Set in New Hampshire at the beginning of the 20th century, Our Town plots a dozen years in the life of tiny Grover's Corners. A character known as The Stage Manager acts as our tour guide, introducing the people, places, facts and history of the story, and we follow the Gibbs and Webb families through weddings, deaths, first love and heartbreak.

It's Wilder's design that the play is performed without sets or props — just tables, chairs and ladders — forcing our attention to his story and his writing.

I'm probably not smart enough to understand everything Wilder is saying; maybe it's that the insignificance of living is matched only by the imperative to live. But I do know something about writing, and what the Public does is present Wilder's script in all of its genuine brilliance, with the company giving great voice to glorious poetry he creates from simplicity. How a play this unadorned can be so richly textured is nothing short of a miracle.

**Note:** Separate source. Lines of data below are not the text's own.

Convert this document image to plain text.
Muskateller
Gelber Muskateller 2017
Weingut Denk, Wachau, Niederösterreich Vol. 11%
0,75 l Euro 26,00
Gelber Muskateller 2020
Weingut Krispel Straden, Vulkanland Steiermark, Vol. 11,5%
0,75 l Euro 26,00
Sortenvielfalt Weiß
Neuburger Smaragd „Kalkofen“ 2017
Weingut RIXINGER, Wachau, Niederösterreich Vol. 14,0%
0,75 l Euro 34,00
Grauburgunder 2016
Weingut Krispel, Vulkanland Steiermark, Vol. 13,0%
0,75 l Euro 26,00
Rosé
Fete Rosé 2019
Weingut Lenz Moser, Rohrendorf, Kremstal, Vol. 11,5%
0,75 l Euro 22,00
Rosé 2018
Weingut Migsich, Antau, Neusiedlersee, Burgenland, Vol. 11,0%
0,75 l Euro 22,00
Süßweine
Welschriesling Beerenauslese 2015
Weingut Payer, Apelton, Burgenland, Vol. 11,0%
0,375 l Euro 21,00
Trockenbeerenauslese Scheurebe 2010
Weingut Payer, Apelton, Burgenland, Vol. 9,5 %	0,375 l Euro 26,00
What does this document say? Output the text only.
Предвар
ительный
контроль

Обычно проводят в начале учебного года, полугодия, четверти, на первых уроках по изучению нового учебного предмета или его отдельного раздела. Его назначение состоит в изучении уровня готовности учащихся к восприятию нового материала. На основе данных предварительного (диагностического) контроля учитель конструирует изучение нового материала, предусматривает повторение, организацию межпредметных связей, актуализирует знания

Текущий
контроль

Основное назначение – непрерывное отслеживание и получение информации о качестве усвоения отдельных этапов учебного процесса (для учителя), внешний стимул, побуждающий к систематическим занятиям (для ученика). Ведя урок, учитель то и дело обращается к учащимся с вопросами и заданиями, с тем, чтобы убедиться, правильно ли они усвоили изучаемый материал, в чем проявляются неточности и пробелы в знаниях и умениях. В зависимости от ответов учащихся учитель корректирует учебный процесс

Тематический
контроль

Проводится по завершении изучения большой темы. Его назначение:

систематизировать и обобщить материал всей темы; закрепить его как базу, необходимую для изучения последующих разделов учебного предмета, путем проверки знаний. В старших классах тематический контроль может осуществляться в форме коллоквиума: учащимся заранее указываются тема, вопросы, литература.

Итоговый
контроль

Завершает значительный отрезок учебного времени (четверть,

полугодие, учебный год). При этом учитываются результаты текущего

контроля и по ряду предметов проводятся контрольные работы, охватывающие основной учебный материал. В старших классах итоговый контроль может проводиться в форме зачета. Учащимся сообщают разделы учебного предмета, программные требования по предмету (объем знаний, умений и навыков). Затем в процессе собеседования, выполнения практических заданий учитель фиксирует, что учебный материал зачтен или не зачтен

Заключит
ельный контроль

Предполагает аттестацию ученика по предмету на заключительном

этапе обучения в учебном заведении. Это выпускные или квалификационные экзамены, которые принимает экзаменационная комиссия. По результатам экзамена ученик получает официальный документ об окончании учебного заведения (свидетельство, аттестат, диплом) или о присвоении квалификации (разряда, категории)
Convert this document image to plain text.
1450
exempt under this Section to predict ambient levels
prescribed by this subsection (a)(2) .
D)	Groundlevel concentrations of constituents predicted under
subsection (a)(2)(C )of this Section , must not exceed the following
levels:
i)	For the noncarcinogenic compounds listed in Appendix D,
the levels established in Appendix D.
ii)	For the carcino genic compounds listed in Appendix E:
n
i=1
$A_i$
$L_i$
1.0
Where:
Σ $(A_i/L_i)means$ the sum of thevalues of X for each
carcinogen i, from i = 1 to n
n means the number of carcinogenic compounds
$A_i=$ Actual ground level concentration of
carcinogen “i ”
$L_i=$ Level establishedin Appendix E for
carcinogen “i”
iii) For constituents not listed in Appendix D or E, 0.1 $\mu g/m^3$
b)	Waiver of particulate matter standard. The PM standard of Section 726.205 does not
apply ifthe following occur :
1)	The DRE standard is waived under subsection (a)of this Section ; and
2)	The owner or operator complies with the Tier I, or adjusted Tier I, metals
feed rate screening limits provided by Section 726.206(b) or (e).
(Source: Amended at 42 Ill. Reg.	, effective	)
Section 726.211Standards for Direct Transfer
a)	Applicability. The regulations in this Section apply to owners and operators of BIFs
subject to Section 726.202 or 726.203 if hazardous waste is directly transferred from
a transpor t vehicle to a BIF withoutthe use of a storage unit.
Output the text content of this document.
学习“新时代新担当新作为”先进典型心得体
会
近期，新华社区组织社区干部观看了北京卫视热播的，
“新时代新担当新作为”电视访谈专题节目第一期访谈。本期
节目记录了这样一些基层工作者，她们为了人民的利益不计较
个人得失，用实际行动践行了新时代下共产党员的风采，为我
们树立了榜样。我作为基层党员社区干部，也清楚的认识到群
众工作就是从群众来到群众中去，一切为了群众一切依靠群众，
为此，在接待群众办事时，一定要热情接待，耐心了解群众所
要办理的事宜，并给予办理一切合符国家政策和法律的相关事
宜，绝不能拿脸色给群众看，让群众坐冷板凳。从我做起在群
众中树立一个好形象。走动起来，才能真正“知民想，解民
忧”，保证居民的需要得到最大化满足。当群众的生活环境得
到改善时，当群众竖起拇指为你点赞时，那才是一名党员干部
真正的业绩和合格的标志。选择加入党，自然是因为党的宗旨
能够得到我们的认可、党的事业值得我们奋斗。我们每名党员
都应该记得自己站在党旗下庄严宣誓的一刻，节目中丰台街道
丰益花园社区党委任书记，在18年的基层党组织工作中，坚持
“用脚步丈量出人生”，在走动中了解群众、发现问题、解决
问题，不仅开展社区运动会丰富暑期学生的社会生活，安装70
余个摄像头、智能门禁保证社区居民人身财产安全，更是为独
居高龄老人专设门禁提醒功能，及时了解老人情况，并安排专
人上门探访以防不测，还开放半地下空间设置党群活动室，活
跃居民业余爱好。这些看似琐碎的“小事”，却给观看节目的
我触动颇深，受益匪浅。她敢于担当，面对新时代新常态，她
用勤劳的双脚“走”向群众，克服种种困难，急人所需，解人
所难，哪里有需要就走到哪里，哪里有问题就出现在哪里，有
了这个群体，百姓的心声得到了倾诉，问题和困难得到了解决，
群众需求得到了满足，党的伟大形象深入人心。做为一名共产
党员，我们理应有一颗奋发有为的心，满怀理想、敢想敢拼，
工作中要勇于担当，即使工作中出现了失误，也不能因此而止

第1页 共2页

Pappas neatly moves the play along without calling attention to the pace. There's some subtext that might have gotten lost in the shuffle (and the sit-com-styled second act feels forced). But that's infinitely preferable to leaden, portentous productions I've seen elsewhere.

A subtle and nimble 24-person cast is lead by an affable, expository Tom Atkins. And I want to make special mention of Bridget Connors, Cary Anne Spear, John Shepard and Marc Epstein as the various parents, and of Daniel Krell's sad turn as Stimson.

But mostly, I want to thank the Public for this clear and precise production of a theater classic.